- Born: 1955 (age 70–71) Cheshire, England
- Occupation: conductor
- Website: http://www.douglasbostock.net

= Douglas Bostock =

English conductor (born 1955)

Douglas Bostock (born 1955) is a British classical music conductor.

== Education ==
Douglas Bostock was born in Cheshire, England. He was educated at Sheffield University and in London with Sir Adrian Boult. He was one of the last private pupils of Adrian Boult during his final years.

== Career ==
Douglas Bostock is currently the Principal Conductor of the Aargau Symphony Orchestra in Switzerland and Principal Guest Conductor of Czech Chamber Philharmonic.

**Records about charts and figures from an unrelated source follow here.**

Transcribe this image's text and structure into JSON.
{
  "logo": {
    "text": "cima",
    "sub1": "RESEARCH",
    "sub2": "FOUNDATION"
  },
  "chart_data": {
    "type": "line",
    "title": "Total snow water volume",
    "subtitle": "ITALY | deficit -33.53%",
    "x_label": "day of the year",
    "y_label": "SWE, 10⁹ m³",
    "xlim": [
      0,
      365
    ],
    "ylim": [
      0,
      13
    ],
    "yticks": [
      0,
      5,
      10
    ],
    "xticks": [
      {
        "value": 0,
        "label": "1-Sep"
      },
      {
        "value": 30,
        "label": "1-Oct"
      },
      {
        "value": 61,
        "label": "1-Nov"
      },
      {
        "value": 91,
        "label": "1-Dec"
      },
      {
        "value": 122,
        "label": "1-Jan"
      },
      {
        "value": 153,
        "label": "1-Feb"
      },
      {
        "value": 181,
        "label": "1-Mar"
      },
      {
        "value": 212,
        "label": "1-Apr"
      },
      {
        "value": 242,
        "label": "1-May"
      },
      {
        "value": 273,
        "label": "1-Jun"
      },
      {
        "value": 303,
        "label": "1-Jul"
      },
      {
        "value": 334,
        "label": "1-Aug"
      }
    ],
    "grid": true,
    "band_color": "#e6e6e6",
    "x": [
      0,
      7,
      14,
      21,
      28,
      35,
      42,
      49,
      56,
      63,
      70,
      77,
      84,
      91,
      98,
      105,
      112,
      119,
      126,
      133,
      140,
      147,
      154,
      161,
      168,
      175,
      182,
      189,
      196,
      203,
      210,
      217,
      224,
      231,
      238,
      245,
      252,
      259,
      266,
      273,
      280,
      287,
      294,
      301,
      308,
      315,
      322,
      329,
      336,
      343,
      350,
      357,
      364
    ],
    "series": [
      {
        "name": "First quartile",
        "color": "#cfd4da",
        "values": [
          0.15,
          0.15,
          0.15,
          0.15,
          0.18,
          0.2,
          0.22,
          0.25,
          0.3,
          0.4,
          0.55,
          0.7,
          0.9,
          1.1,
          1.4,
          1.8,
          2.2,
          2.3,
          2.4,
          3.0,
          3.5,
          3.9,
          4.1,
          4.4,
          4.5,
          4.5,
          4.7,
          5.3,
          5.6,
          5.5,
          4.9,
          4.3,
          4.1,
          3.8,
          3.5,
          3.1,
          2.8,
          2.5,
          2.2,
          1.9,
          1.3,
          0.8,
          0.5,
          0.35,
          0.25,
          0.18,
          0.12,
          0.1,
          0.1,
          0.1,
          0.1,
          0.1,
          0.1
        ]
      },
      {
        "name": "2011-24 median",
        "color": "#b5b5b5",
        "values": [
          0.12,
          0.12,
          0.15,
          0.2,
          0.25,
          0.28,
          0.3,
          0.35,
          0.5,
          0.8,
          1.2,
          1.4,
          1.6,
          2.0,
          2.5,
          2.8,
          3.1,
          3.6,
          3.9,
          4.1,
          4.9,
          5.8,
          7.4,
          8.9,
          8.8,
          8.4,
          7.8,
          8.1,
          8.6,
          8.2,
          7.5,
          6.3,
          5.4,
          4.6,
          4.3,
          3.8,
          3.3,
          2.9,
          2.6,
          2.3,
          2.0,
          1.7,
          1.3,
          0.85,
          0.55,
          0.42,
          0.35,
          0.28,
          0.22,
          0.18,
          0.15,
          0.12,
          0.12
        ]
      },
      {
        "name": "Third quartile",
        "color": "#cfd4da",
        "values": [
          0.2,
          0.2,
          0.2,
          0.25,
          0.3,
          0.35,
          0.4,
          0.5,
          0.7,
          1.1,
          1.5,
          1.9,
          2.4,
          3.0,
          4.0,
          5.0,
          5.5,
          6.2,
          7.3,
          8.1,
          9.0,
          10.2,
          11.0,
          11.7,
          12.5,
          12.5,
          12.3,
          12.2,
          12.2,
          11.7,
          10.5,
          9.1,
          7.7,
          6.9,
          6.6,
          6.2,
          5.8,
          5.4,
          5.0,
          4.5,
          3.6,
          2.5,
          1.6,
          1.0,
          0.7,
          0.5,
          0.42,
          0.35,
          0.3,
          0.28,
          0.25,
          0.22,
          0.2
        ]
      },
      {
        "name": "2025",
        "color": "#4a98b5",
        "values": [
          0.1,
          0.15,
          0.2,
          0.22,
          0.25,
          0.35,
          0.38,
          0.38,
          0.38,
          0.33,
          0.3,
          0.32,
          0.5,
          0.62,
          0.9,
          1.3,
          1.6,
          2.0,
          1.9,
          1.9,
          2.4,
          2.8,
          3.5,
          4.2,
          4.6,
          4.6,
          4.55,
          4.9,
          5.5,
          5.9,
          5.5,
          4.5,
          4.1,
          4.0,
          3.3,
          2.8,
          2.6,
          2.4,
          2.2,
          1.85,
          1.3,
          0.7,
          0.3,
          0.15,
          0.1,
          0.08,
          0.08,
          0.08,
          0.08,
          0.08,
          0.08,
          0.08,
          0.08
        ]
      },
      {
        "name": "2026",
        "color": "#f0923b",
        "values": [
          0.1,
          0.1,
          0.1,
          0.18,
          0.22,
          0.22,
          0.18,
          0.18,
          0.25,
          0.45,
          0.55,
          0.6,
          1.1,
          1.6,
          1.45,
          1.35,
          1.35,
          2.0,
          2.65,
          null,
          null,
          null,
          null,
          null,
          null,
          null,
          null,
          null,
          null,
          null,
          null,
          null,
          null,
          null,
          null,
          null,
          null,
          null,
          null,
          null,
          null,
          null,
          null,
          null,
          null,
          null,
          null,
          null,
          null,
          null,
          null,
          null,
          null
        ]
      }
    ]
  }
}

He was the Principal Conductor of Tokyo Kosei Wind Orchestra from 2000 to 2006.

He was Music Director and Principal Conductor of the Carlsbad Symphony Orchestra in the Czech Republic
from 1991 to 1998. He has served as the Principal Guest Conductor of the Czech Chamber Philharmonic (1992 to 2009) and the Munich Symphony Orchestra (1999 to 2006). Since 2003, he has been Music Director of the Hallwyl Opera Festival in Switzerland.

In April 2012, Maestro Bostock took up the position as Guest Professor and Conductor at the Tokyo University of the Arts. He was invited to conduct a concert with the Geidai Symphony Orchestra in the presence of the Emperor and Empress of Japan for the third time.